Hacker News new | ask | show | jobs
by alkonaut 497 days ago
Something I find annoying with automatic transcriptions and summaries, like the one built into Teams, is that they lack the context necessary to properly interpret what's being said. Example if I have a meeting discussing products, abbreviations or systems with "internal" names then it can't discern them or statistically rejects them, replacing them with its best guess for a dictionary word instead. So say we have a long call involving frequent mentions about a measure called pNet pronounced in the meeting "Peenet". Then you end up with a transcription of a bunch of guys having a discussion about penises. Hilarious, the first few times. OK always hilarious, but not so useful.

Being able to set the system prompt for these transcriptions would be very useful. Like "You are a friendly bot transcribing meetings at a software company. Some common terms and abbreviations you'll encounter are...".

3 comments

My favourite was Kubernetes in our meeting being referred to as Cuban Eighties. ⎈
Anecdotally, if you have an accent and want to reference Maltese Falcon[1], your voice recognition software may understand it as “Maltese f* off”.

[1]: https://en.m.wikipedia.org/wiki/The_Maltese_Falcon_(1941_fil...

Perhaps these will be flagged for the CIA or DEA to investigate due to illegal importation of Cubans from the enemy!
This should be trivially solveable with a glossary as context, as you suggest. I bet the above repo would love a PR, too!
But the error happens in 'audio to text' part, so text prompt won't solve it. The way to fix it is probably fine-tuning the underlying audio to text model.
Doing audio-to-text requires having a statistical model for what word or phrase a piece of sound is most likely to be. Without context, you can't do better than ranking the most likely candidates where a common word is more likely than an uncommon one. Having a task-specific dictionary at that point would help.

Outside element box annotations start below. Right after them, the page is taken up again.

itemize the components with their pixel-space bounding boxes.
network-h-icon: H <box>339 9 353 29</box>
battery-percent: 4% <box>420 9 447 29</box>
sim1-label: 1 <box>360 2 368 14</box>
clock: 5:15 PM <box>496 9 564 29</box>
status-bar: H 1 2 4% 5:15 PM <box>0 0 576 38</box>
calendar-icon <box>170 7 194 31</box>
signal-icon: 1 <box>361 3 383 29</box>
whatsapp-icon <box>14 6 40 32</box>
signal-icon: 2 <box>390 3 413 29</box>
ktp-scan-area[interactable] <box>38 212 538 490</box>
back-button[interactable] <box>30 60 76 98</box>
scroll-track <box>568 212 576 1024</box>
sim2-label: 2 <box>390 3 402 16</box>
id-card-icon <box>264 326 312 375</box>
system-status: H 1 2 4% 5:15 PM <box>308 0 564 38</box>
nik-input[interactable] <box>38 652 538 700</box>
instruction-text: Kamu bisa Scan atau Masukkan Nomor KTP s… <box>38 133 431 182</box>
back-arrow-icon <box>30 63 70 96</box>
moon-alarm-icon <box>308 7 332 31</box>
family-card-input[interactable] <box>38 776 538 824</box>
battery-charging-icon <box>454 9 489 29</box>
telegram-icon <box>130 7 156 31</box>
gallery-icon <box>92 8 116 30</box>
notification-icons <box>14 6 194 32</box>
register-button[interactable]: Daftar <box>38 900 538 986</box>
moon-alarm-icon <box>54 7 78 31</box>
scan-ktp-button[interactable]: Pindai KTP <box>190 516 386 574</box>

One could also imagine doing it at the summary step where the AI could simply be asked to do phonetic analysis. "Here is a transcription of a meeting. Here is a list of terms/names/participants etc. Given the transcription, the meeting context/topics and assuming the transcriptor has made errors, replace similarly sounding words and terms with more likely ones from the context"

Whisper accepts a system prompt.
Gong has such a feature. It’ll even expand out acronyms the first time they show up in the transcript.